Islanders paying out of pocket for private MRIs as waitlist climbs past 2 years
CBC
When Vicky Chaisson took her 13-year-old daughter to the doctor last fall hoping for a diagnosis for a recurring ankle injury, the doctor ordered an MRI, or magnetic resonance imaging scan.
"We couldn't figure out why she was still in pain when she walked. Her foot was swelling," said Chaisson. "She likes being active and she likes playing hockey, but hockey was a struggle and she's too stubborn to get off the ice when it hurts."
A month later, Chaisson was told her daughter faced a 17-month wait for the MRI. The next time she called, it was going to be 19 months.
So the single mother started saving up for a big outlay of cash: more than $1,400 to cover a scan at a private MRI clinic in Moncton, with gas and the Confederation Bridge toll factored in.
"It costs an arm and a leg, but I would get the results way faster than if I was to sit and wait for that call [from Health P.E.I.], which I still have not got from them," she said on Wednesday.
According to the most recent national data from the Canadian Institute for Health Information, dating from 2023, P.E.I. had the second-longest MRI wait times in the country. Since then, the waitlist for Islanders has only gotten longer.

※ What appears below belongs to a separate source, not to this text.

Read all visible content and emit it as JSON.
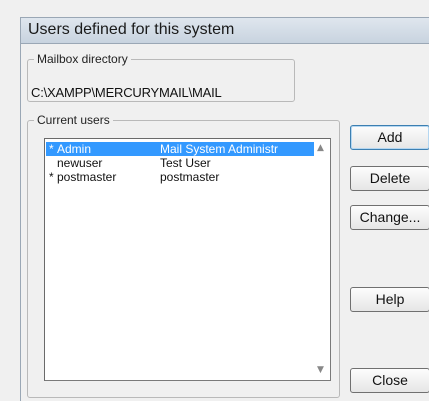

This week, Health P.E.I. told CBC News that the current wait time on the Island for a routine MRI is more than two years. The Canadian benchmark wait time for such a routine scan is 12 weeks.
For semi-urgent MRIs that use a dye injection to provide the detailed, high-contrast images required to detect things like small tumours, the wait is 46 weeks on the Island, versus the benchmark of eight weeks.

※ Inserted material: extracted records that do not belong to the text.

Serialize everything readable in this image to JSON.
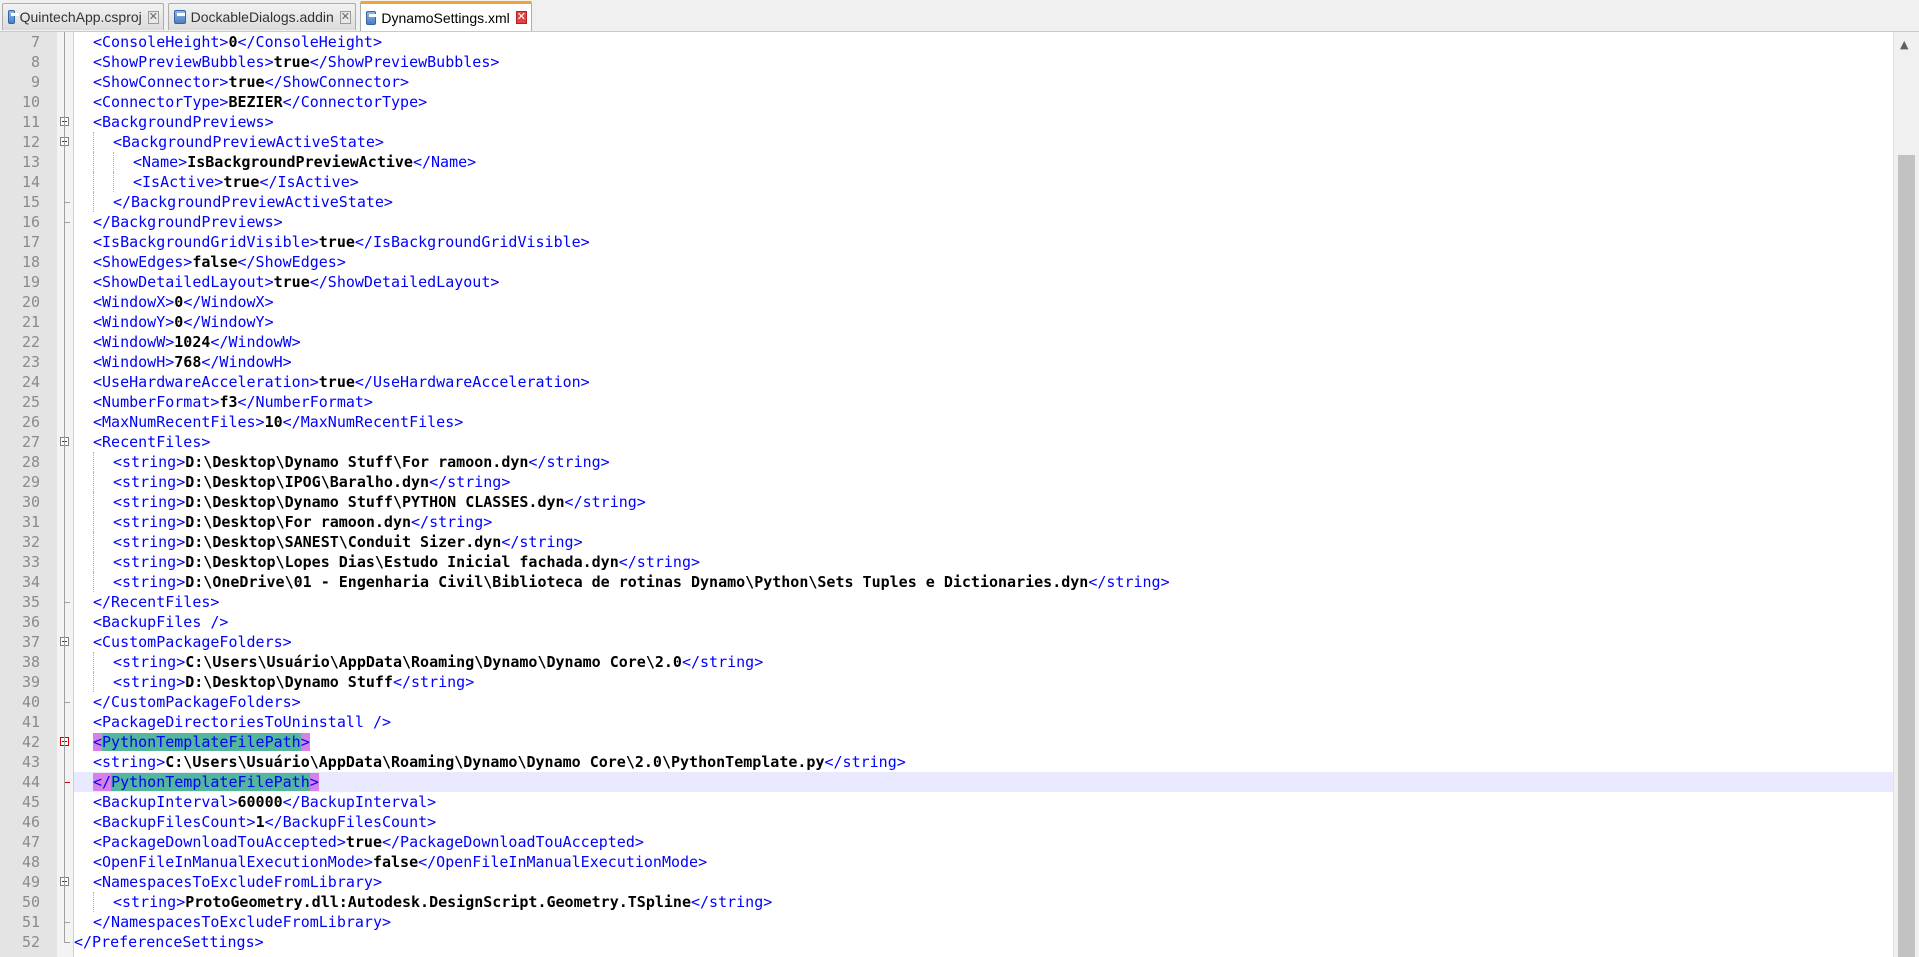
{
  "tabs": [
    {
      "label": "QuintechApp.csproj",
      "active": false
    },
    {
      "label": "DockableDialogs.addin",
      "active": false
    },
    {
      "label": "DynamoSettings.xml",
      "active": true
    }
  ],
  "lines": [
    {
      "n": "7",
      "indent": 1,
      "parts": [
        [
          "t",
          "<ConsoleHeight>"
        ],
        [
          "v",
          "0"
        ],
        [
          "t",
          "</ConsoleHeight>"
        ]
      ]
    },
    {
      "n": "8",
      "indent": 1,
      "parts": [
        [
          "t",
          "<ShowPreviewBubbles>"
        ],
        [
          "v",
          "true"
        ],
        [
          "t",
          "</ShowPreviewBubbles>"
        ]
      ]
    },
    {
      "n": "9",
      "indent": 1,
      "parts": [
        [
          "t",
          "<ShowConnector>"
        ],
        [
          "v",
          "true"
        ],
        [
          "t",
          "</ShowConnector>"
        ]
      ]
    },
    {
      "n": "10",
      "indent": 1,
      "parts": [
        [
          "t",
          "<ConnectorType>"
        ],
        [
          "v",
          "BEZIER"
        ],
        [
          "t",
          "</ConnectorType>"
        ]
      ]
    },
    {
      "n": "11",
      "indent": 1,
      "parts": [
        [
          "t",
          "<BackgroundPreviews>"
        ]
      ]
    },
    {
      "n": "12",
      "indent": 2,
      "parts": [
        [
          "t",
          "<BackgroundPreviewActiveState>"
        ]
      ]
    },
    {
      "n": "13",
      "indent": 3,
      "parts": [
        [
          "t",
          "<Name>"
        ],
        [
          "v",
          "IsBackgroundPreviewActive"
        ],
        [
          "t",
          "</Name>"
        ]
      ]
    },
    {
      "n": "14",
      "indent": 3,
      "parts": [
        [
          "t",
          "<IsActive>"
        ],
        [
          "v",
          "true"
        ],
        [
          "t",
          "</IsActive>"
        ]
      ]
    },
    {
      "n": "15",
      "indent": 2,
      "parts": [
        [
          "t",
          "</BackgroundPreviewActiveState>"
        ]
      ]
    },
    {
      "n": "16",
      "indent": 1,
      "parts": [
        [
          "t",
          "</BackgroundPreviews>"
        ]
      ]
    },
    {
      "n": "17",
      "indent": 1,
      "parts": [
        [
          "t",
          "<IsBackgroundGridVisible>"
        ],
        [
          "v",
          "true"
        ],
        [
          "t",
          "</IsBackgroundGridVisible>"
        ]
      ]
    },
    {
      "n": "18",
      "indent": 1,
      "parts": [
        [
          "t",
          "<ShowEdges>"
        ],
        [
          "v",
          "false"
        ],
        [
          "t",
          "</ShowEdges>"
        ]
      ]
    },
    {
      "n": "19",
      "indent": 1,
      "parts": [
        [
          "t",
          "<ShowDetailedLayout>"
        ],
        [
          "v",
          "true"
        ],
        [
          "t",
          "</ShowDetailedLayout>"
        ]
      ]
    },
    {
      "n": "20",
      "indent": 1,
      "parts": [
        [
          "t",
          "<WindowX>"
        ],
        [
          "v",
          "0"
        ],
        [
          "t",
          "</WindowX>"
        ]
      ]
    },
    {
      "n": "21",
      "indent": 1,
      "parts": [
        [
          "t",
          "<WindowY>"
        ],
        [
          "v",
          "0"
        ],
        [
          "t",
          "</WindowY>"
        ]
      ]
    },
    {
      "n": "22",
      "indent": 1,
      "parts": [
        [
          "t",
          "<WindowW>"
        ],
        [
          "v",
          "1024"
        ],
        [
          "t",
          "</WindowW>"
        ]
      ]
    },
    {
      "n": "23",
      "indent": 1,
      "parts": [
        [
          "t",
          "<WindowH>"
        ],
        [
          "v",
          "768"
        ],
        [
          "t",
          "</WindowH>"
        ]
      ]
    },
    {
      "n": "24",
      "indent": 1,
      "parts": [
        [
          "t",
          "<UseHardwareAcceleration>"
        ],
        [
          "v",
          "true"
        ],
        [
          "t",
          "</UseHardwareAcceleration>"
        ]
      ]
    },
    {
      "n": "25",
      "indent": 1,
      "parts": [
        [
          "t",
          "<NumberFormat>"
        ],
        [
          "v",
          "f3"
        ],
        [
          "t",
          "</NumberFormat>"
        ]
      ]
    },
    {
      "n": "26",
      "indent": 1,
      "parts": [
        [
          "t",
          "<MaxNumRecentFiles>"
        ],
        [
          "v",
          "10"
        ],
        [
          "t",
          "</MaxNumRecentFiles>"
        ]
      ]
    },
    {
      "n": "27",
      "indent": 1,
      "parts": [
        [
          "t",
          "<RecentFiles>"
        ]
      ]
    },
    {
      "n": "28",
      "indent": 2,
      "parts": [
        [
          "t",
          "<string>"
        ],
        [
          "v",
          "D:\\Desktop\\Dynamo Stuff\\For ramoon.dyn"
        ],
        [
          "t",
          "</string>"
        ]
      ]
    },
    {
      "n": "29",
      "indent": 2,
      "parts": [
        [
          "t",
          "<string>"
        ],
        [
          "v",
          "D:\\Desktop\\IPOG\\Baralho.dyn"
        ],
        [
          "t",
          "</string>"
        ]
      ]
    },
    {
      "n": "30",
      "indent": 2,
      "parts": [
        [
          "t",
          "<string>"
        ],
        [
          "v",
          "D:\\Desktop\\Dynamo Stuff\\PYTHON CLASSES.dyn"
        ],
        [
          "t",
          "</string>"
        ]
      ]
    },
    {
      "n": "31",
      "indent": 2,
      "parts": [
        [
          "t",
          "<string>"
        ],
        [
          "v",
          "D:\\Desktop\\For ramoon.dyn"
        ],
        [
          "t",
          "</string>"
        ]
      ]
    },
    {
      "n": "32",
      "indent": 2,
      "parts": [
        [
          "t",
          "<string>"
        ],
        [
          "v",
          "D:\\Desktop\\SANEST\\Conduit Sizer.dyn"
        ],
        [
          "t",
          "</string>"
        ]
      ]
    },
    {
      "n": "33",
      "indent": 2,
      "parts": [
        [
          "t",
          "<string>"
        ],
        [
          "v",
          "D:\\Desktop\\Lopes Dias\\Estudo Inicial fachada.dyn"
        ],
        [
          "t",
          "</string>"
        ]
      ]
    },
    {
      "n": "34",
      "indent": 2,
      "parts": [
        [
          "t",
          "<string>"
        ],
        [
          "v",
          "D:\\OneDrive\\01 - Engenharia Civil\\Biblioteca de rotinas Dynamo\\Python\\Sets Tuples e Dictionaries.dyn"
        ],
        [
          "t",
          "</string>"
        ]
      ]
    },
    {
      "n": "35",
      "indent": 1,
      "parts": [
        [
          "t",
          "</RecentFiles>"
        ]
      ]
    },
    {
      "n": "36",
      "indent": 1,
      "parts": [
        [
          "t",
          "<BackupFiles />"
        ]
      ]
    },
    {
      "n": "37",
      "indent": 1,
      "parts": [
        [
          "t",
          "<CustomPackageFolders>"
        ]
      ]
    },
    {
      "n": "38",
      "indent": 2,
      "parts": [
        [
          "t",
          "<string>"
        ],
        [
          "v",
          "C:\\Users\\Usuário\\AppData\\Roaming\\Dynamo\\Dynamo Core\\2.0"
        ],
        [
          "t",
          "</string>"
        ]
      ]
    },
    {
      "n": "39",
      "indent": 2,
      "parts": [
        [
          "t",
          "<string>"
        ],
        [
          "v",
          "D:\\Desktop\\Dynamo Stuff"
        ],
        [
          "t",
          "</string>"
        ]
      ]
    },
    {
      "n": "40",
      "indent": 1,
      "parts": [
        [
          "t",
          "</CustomPackageFolders>"
        ]
      ]
    },
    {
      "n": "41",
      "indent": 1,
      "parts": [
        [
          "t",
          "<PackageDirectoriesToUninstall />"
        ]
      ]
    },
    {
      "n": "42",
      "indent": 1,
      "parts": [
        [
          "b",
          "<"
        ],
        [
          "h",
          "PythonTemplateFilePath"
        ],
        [
          "b",
          ">"
        ]
      ]
    },
    {
      "n": "43",
      "indent": 1,
      "parts": [
        [
          "t",
          "<string>"
        ],
        [
          "v",
          "C:\\Users\\Usuário\\AppData\\Roaming\\Dynamo\\Dynamo Core\\2.0\\PythonTemplate.py"
        ],
        [
          "t",
          "</string>"
        ]
      ]
    },
    {
      "n": "44",
      "indent": 1,
      "current": true,
      "parts": [
        [
          "b",
          "</"
        ],
        [
          "h",
          "PythonTemplateFilePath"
        ],
        [
          "b",
          ">"
        ]
      ]
    },
    {
      "n": "45",
      "indent": 1,
      "parts": [
        [
          "t",
          "<BackupInterval>"
        ],
        [
          "v",
          "60000"
        ],
        [
          "t",
          "</BackupInterval>"
        ]
      ]
    },
    {
      "n": "46",
      "indent": 1,
      "parts": [
        [
          "t",
          "<BackupFilesCount>"
        ],
        [
          "v",
          "1"
        ],
        [
          "t",
          "</BackupFilesCount>"
        ]
      ]
    },
    {
      "n": "47",
      "indent": 1,
      "parts": [
        [
          "t",
          "<PackageDownloadTouAccepted>"
        ],
        [
          "v",
          "true"
        ],
        [
          "t",
          "</PackageDownloadTouAccepted>"
        ]
      ]
    },
    {
      "n": "48",
      "indent": 1,
      "parts": [
        [
          "t",
          "<OpenFileInManualExecutionMode>"
        ],
        [
          "v",
          "false"
        ],
        [
          "t",
          "</OpenFileInManualExecutionMode>"
        ]
      ]
    },
    {
      "n": "49",
      "indent": 1,
      "parts": [
        [
          "t",
          "<NamespacesToExcludeFromLibrary>"
        ]
      ]
    },
    {
      "n": "50",
      "indent": 2,
      "parts": [
        [
          "t",
          "<string>"
        ],
        [
          "v",
          "ProtoGeometry.dll:Autodesk.DesignScript.Geometry.TSpline"
        ],
        [
          "t",
          "</string>"
        ]
      ]
    },
    {
      "n": "51",
      "indent": 1,
      "parts": [
        [
          "t",
          "</NamespacesToExcludeFromLibrary>"
        ]
      ]
    },
    {
      "n": "52",
      "indent": 0,
      "parts": [
        [
          "t",
          "</PreferenceSettings>"
        ]
      ]
    }
  ],
  "folds": [
    {
      "line": "11",
      "end": "16"
    },
    {
      "line": "12",
      "end": "15"
    },
    {
      "line": "27",
      "end": "35"
    },
    {
      "line": "37",
      "end": "40"
    },
    {
      "line": "42",
      "end": "44",
      "red": true
    },
    {
      "line": "49",
      "end": "51"
    }
  ],
  "colors": {
    "tag": "#0000ff",
    "value": "#000000",
    "current_line": "#e8e8ff",
    "brace_match": "#d780e8",
    "word_highlight": "#54b69d",
    "active_tab_accent": "#f4a13a"
  },
  "icons": {
    "file": "xml-file-icon",
    "close": "close-tab-icon",
    "scroll_up": "scroll-up-arrow-icon"
  }
}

For the most urgent cases, Health P.E.I. said wait times are within the Canadian benchmark of two weeks.
The provincial health authority said in an email that it has been short two MRI technologists for most of 2024, "which has affected wait times."
As a stopgap, the province has hired technologists from a private agency — similar to the private-agency nurses P.E.I. and other provinces have been using to maintain staffing levels, sometimes referred to as travel nurses.
Health P.E.I. said it has recruited two new permanent technologists who begin work in January, which will bring staffing numbers up to full capacity.
Until then, the statement said, Health P.E.I. "is exploring off-Island options to help bring down wait times."
In the meantime, it's clear a lot of P.E.I. residents have been exploring going off-Island themselves, and paying out of pocket to avoid lengthy wait times.